More upset has followed. Victoria allegedly didn’t invite her son and wife to her fashion show in Paris; they only found out about it via a magazine. Brooklyn, his mother and his new wife are all said to be heartbroken. Let’s hope they can mend things quickly.

Director and writer Michael Winterbottom is one of those British artsy types obsessed with Israel. You know the sort: loves to sign letters condemning it, backed Jeremy Corbyn.

His last project, the documentary Eleven Days in May, narrated by Kate Winslet, caused controversy because of his co-director Mohammed Sawwaf’s links to Hamas and because it focused on the death of Palestinian children during the fighting in May last year without explaining that some were killed by the terrorist organisation’s own rockets.

His new TV series, This England, features Kenneth Branagh as Boris Johnson.

Now filming has started in Italy on Promised Land, a project he has been working on for 15 years, which centres on the infamous Stern Gang, whose violent campaign against the British colonial power aimed to hasten the creation of a Jewish state.

Its leader, Avraham Stern, was so obsessed with removing the Brits that he even sought alliances with fascists. Its actions, and those of other anti-British terrorists, were condemned by Jewish organisations worldwide but it wasn’t enough to stop anti-Jewish rioting, even in Britain in 1947, in the shadow of the Holocaust.

Winterbottom’s story is set in 1930s British mandate Tel Aviv. It follows two British officers Thomas Wilkin (Douglas Booth) and Geoffrey Morton (Harry Melling) in their hunt for Stern.

But Wilkin is torn between his duty and his love for exotic (my word) Jew Shoshanna Borochov (Russian actress Irina Starshenbaum), whose father is a leading Marxist Zionist.

Stern is certainly an interesting subject; but is Winterbottom the right person to be tackling it?

Jews in the News

Claudia Winkleman says she was the last to find out that two Strictly Come Dancing favourites, Oti Mabuse and Aljaz Skorjanec, will not feature in the new series because she’s such a terrible gossip. “They tell me after they’ve told Tess and the press because I’m leaky,” she says.
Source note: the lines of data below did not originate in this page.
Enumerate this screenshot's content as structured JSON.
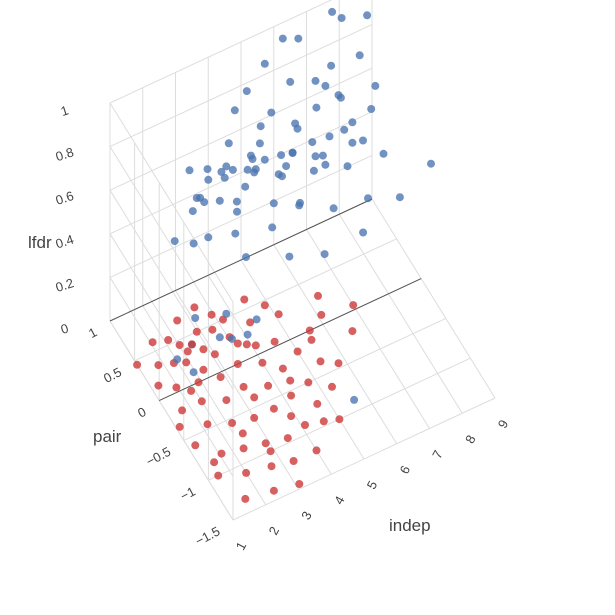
{
  "chart_data": {
    "type": "scatter",
    "projection": "3d",
    "title": "",
    "axes": {
      "x": {
        "label": "indep",
        "range": [
          1,
          9
        ],
        "ticks": [
          "1",
          "2",
          "3",
          "4",
          "5",
          "6",
          "7",
          "8",
          "9"
        ]
      },
      "y": {
        "label": "pair",
        "range": [
          -1.5,
          1
        ],
        "ticks": [
          "−1.5",
          "−1",
          "−0.5",
          "0",
          "0.5",
          "1"
        ]
      },
      "z": {
        "label": "lfdr",
        "range": [
          0,
          1
        ],
        "ticks": [
          "0",
          "0.2",
          "0.4",
          "0.6",
          "0.8",
          "1"
        ]
      }
    },
    "grid": true,
    "legend": "none",
    "colors": {
      "series_blue": "#4a74b0",
      "series_red": "#cc3333",
      "grid": "#dddddd"
    },
    "series": [
      {
        "color": "#4a74b0",
        "points": [
          [
            7.6,
            0.88,
            1.0
          ],
          [
            7.8,
            0.82,
            0.98
          ],
          [
            6.2,
            0.95,
            0.95
          ],
          [
            6.6,
            0.9,
            0.94
          ],
          [
            5.5,
            0.85,
            0.92
          ],
          [
            8.1,
            0.65,
            0.85
          ],
          [
            7.3,
            0.7,
            0.84
          ],
          [
            5.9,
            0.6,
            0.9
          ],
          [
            4.8,
            0.75,
            0.88
          ],
          [
            4.3,
            0.66,
            0.86
          ],
          [
            6.9,
            0.55,
            0.83
          ],
          [
            5.1,
            0.45,
            0.87
          ],
          [
            7.0,
            0.3,
            0.86
          ],
          [
            6.4,
            0.4,
            0.82
          ],
          [
            5.6,
            0.3,
            0.84
          ],
          [
            4.6,
            0.35,
            0.8
          ],
          [
            3.8,
            0.45,
            0.82
          ],
          [
            3.5,
            0.3,
            0.79
          ],
          [
            6.8,
            0.1,
            0.8
          ],
          [
            7.2,
            0.2,
            0.77
          ],
          [
            5.3,
            0.15,
            0.78
          ],
          [
            4.2,
            0.2,
            0.75
          ],
          [
            3.3,
            0.55,
            0.7
          ],
          [
            6.0,
            -0.05,
            0.75
          ],
          [
            6.6,
            -0.1,
            0.72
          ],
          [
            5.8,
            0.05,
            0.7
          ],
          [
            4.9,
            0.1,
            0.72
          ],
          [
            4.0,
            0.25,
            0.68
          ],
          [
            3.1,
            0.4,
            0.72
          ],
          [
            7.7,
            -0.1,
            0.7
          ],
          [
            6.3,
            0.2,
            0.68
          ],
          [
            5.0,
            -0.2,
            0.7
          ],
          [
            4.5,
            0.0,
            0.66
          ],
          [
            3.6,
            0.15,
            0.63
          ],
          [
            2.9,
            0.35,
            0.65
          ],
          [
            6.8,
            0.4,
            0.66
          ],
          [
            5.4,
            0.35,
            0.64
          ],
          [
            4.7,
            0.5,
            0.62
          ],
          [
            3.9,
            0.6,
            0.6
          ],
          [
            7.0,
            -0.25,
            0.6
          ],
          [
            6.1,
            -0.15,
            0.58
          ],
          [
            5.2,
            -0.05,
            0.62
          ],
          [
            4.3,
            -0.1,
            0.6
          ],
          [
            3.4,
            0.05,
            0.58
          ],
          [
            2.8,
            0.2,
            0.55
          ],
          [
            7.6,
            0.25,
            0.64
          ],
          [
            6.5,
            0.55,
            0.6
          ],
          [
            5.7,
            0.65,
            0.56
          ],
          [
            4.9,
            0.7,
            0.58
          ],
          [
            4.1,
            0.8,
            0.54
          ],
          [
            3.2,
            0.7,
            0.52
          ],
          [
            6.2,
            0.75,
            0.5
          ],
          [
            5.5,
            0.85,
            0.48
          ],
          [
            8.5,
            0.6,
            0.7
          ],
          [
            8.0,
            0.35,
            0.72
          ],
          [
            7.3,
            0.55,
            0.76
          ],
          [
            6.9,
            0.75,
            0.78
          ],
          [
            5.9,
            0.45,
            0.74
          ],
          [
            5.0,
            0.6,
            0.76
          ],
          [
            4.4,
            0.4,
            0.74
          ],
          [
            3.7,
            0.3,
            0.76
          ],
          [
            3.0,
            0.1,
            0.74
          ],
          [
            2.6,
            0.45,
            0.78
          ],
          [
            2.4,
            0.25,
            0.68
          ],
          [
            3.5,
            -0.1,
            0.52
          ],
          [
            4.6,
            -0.25,
            0.5
          ],
          [
            5.6,
            -0.3,
            0.46
          ],
          [
            6.7,
            -0.35,
            0.5
          ],
          [
            7.9,
            -0.3,
            0.56
          ],
          [
            2.2,
            0.1,
            0.6
          ],
          [
            9.0,
            -0.2,
            0.6
          ],
          [
            8.7,
            0.9,
            0.9
          ],
          [
            2.3,
            0.55,
            0.44
          ],
          [
            3.6,
            0.9,
            0.42
          ],
          [
            5.2,
            1.0,
            0.4
          ],
          [
            4.8,
            0.95,
            0.3
          ],
          [
            6.0,
            0.9,
            0.36
          ],
          [
            7.2,
            0.95,
            0.34
          ],
          [
            8.4,
            1.0,
            0.3
          ],
          [
            3.3,
            0.3,
            0.02
          ],
          [
            3.6,
            0.25,
            0.01
          ],
          [
            4.0,
            0.2,
            0.02
          ],
          [
            2.6,
            0.4,
            0.0
          ],
          [
            2.2,
            0.1,
            0.01
          ],
          [
            3.8,
            0.5,
            0.02
          ],
          [
            4.5,
            0.35,
            0.0
          ],
          [
            2.0,
            0.3,
            0.01
          ],
          [
            5.6,
            -0.9,
            0.01
          ],
          [
            3.0,
            0.6,
            0.02
          ]
        ]
      },
      {
        "color": "#cc3333",
        "points": [
          [
            2.6,
            0.4,
            0.0
          ],
          [
            2.9,
            0.5,
            0.0
          ],
          [
            3.3,
            0.45,
            0.0
          ],
          [
            2.4,
            0.35,
            0.0
          ],
          [
            3.7,
            0.5,
            0.0
          ],
          [
            3.0,
            0.2,
            0.0
          ],
          [
            3.6,
            0.3,
            0.0
          ],
          [
            2.5,
            0.1,
            0.0
          ],
          [
            3.9,
            0.15,
            0.0
          ],
          [
            4.3,
            0.35,
            0.0
          ],
          [
            1.9,
            0.3,
            0.0
          ],
          [
            2.2,
            0.0,
            0.0
          ],
          [
            2.8,
            -0.05,
            0.0
          ],
          [
            3.4,
            0.0,
            0.0
          ],
          [
            4.0,
            -0.1,
            0.0
          ],
          [
            4.6,
            0.05,
            0.0
          ],
          [
            1.6,
            0.05,
            0.0
          ],
          [
            2.0,
            -0.2,
            0.0
          ],
          [
            2.6,
            -0.3,
            0.0
          ],
          [
            3.2,
            -0.25,
            0.0
          ],
          [
            3.8,
            -0.35,
            0.0
          ],
          [
            4.4,
            -0.25,
            0.0
          ],
          [
            5.0,
            -0.15,
            0.0
          ],
          [
            1.4,
            -0.2,
            0.0
          ],
          [
            1.8,
            -0.45,
            0.0
          ],
          [
            2.4,
            -0.55,
            0.0
          ],
          [
            3.0,
            -0.6,
            0.0
          ],
          [
            3.6,
            -0.6,
            0.0
          ],
          [
            4.2,
            -0.55,
            0.0
          ],
          [
            4.8,
            -0.5,
            0.0
          ],
          [
            5.4,
            -0.35,
            0.0
          ],
          [
            1.2,
            -0.6,
            0.0
          ],
          [
            1.7,
            -0.8,
            0.0
          ],
          [
            2.3,
            -0.85,
            0.0
          ],
          [
            2.9,
            -0.9,
            0.0
          ],
          [
            3.5,
            -0.95,
            0.0
          ],
          [
            4.1,
            -0.9,
            0.0
          ],
          [
            4.7,
            -0.75,
            0.0
          ],
          [
            1.3,
            -1.0,
            0.0
          ],
          [
            2.0,
            -1.1,
            0.0
          ],
          [
            2.7,
            -1.15,
            0.0
          ],
          [
            3.3,
            -1.2,
            0.0
          ],
          [
            4.0,
            -1.2,
            0.0
          ],
          [
            1.6,
            -1.35,
            0.0
          ],
          [
            2.4,
            -1.4,
            0.0
          ],
          [
            3.1,
            -1.45,
            0.0
          ],
          [
            1.5,
            0.35,
            0.0
          ],
          [
            2.1,
            0.55,
            0.0
          ],
          [
            1.7,
            0.6,
            0.0
          ],
          [
            3.2,
            0.75,
            0.0
          ],
          [
            2.6,
            0.7,
            0.0
          ],
          [
            4.5,
            0.6,
            0.0
          ],
          [
            5.1,
            0.3,
            0.0
          ],
          [
            5.6,
            0.0,
            0.0
          ],
          [
            6.1,
            0.1,
            0.0
          ],
          [
            5.8,
            -0.45,
            0.0
          ],
          [
            6.6,
            -0.2,
            0.0
          ],
          [
            5.3,
            -0.65,
            0.0
          ],
          [
            1.2,
            0.15,
            0.0
          ],
          [
            1.1,
            -0.35,
            0.0
          ],
          [
            2.2,
            0.25,
            0.0
          ],
          [
            3.5,
            0.6,
            0.0
          ],
          [
            4.9,
            0.45,
            0.0
          ],
          [
            3.9,
            -0.75,
            0.0
          ],
          [
            2.5,
            -0.7,
            0.0
          ],
          [
            6.3,
            0.3,
            0.0
          ],
          [
            7.0,
            0.05,
            0.0
          ],
          [
            1.0,
            0.45,
            0.0
          ],
          [
            4.6,
            -0.95,
            0.0
          ],
          [
            5.0,
            -1.0,
            0.0
          ],
          [
            3.7,
            0.2,
            0.0
          ],
          [
            2.8,
            0.3,
            0.0
          ],
          [
            4.1,
            0.1,
            0.0
          ],
          [
            1.9,
            -0.05,
            0.0
          ],
          [
            3.3,
            -0.4,
            0.0
          ],
          [
            1.4,
            -0.85,
            0.0
          ],
          [
            2.9,
            -1.0,
            0.0
          ],
          [
            4.4,
            -0.4,
            0.0
          ],
          [
            5.5,
            -0.1,
            0.0
          ],
          [
            2.3,
            0.45,
            0.0
          ]
        ]
      }
    ]
  }
}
Jewish actor Shia LaBeouf credits turning to Catholicism after playing a priest in his latest film, Padre Pio, for helping to turn his life around. The star is due in court soon after being accused of sexual assault by his ex, singer FKA Twigs. He admits: “I had been abusive to women. My mother is embarrassed beyond imagination.”

People of the book

I enjoyed Ridley Road author Jo Bloom’s latest, Permission, about a couple who open up their marriage. And I’m inspired by a sneak preview of Ben Freeman’s latest, Reclaiming Our Story: The Pursuit of Jewish Pride. Next, I’ll be reading about murder in the Jewish community, in Victoria Goldman’s The Redeemer.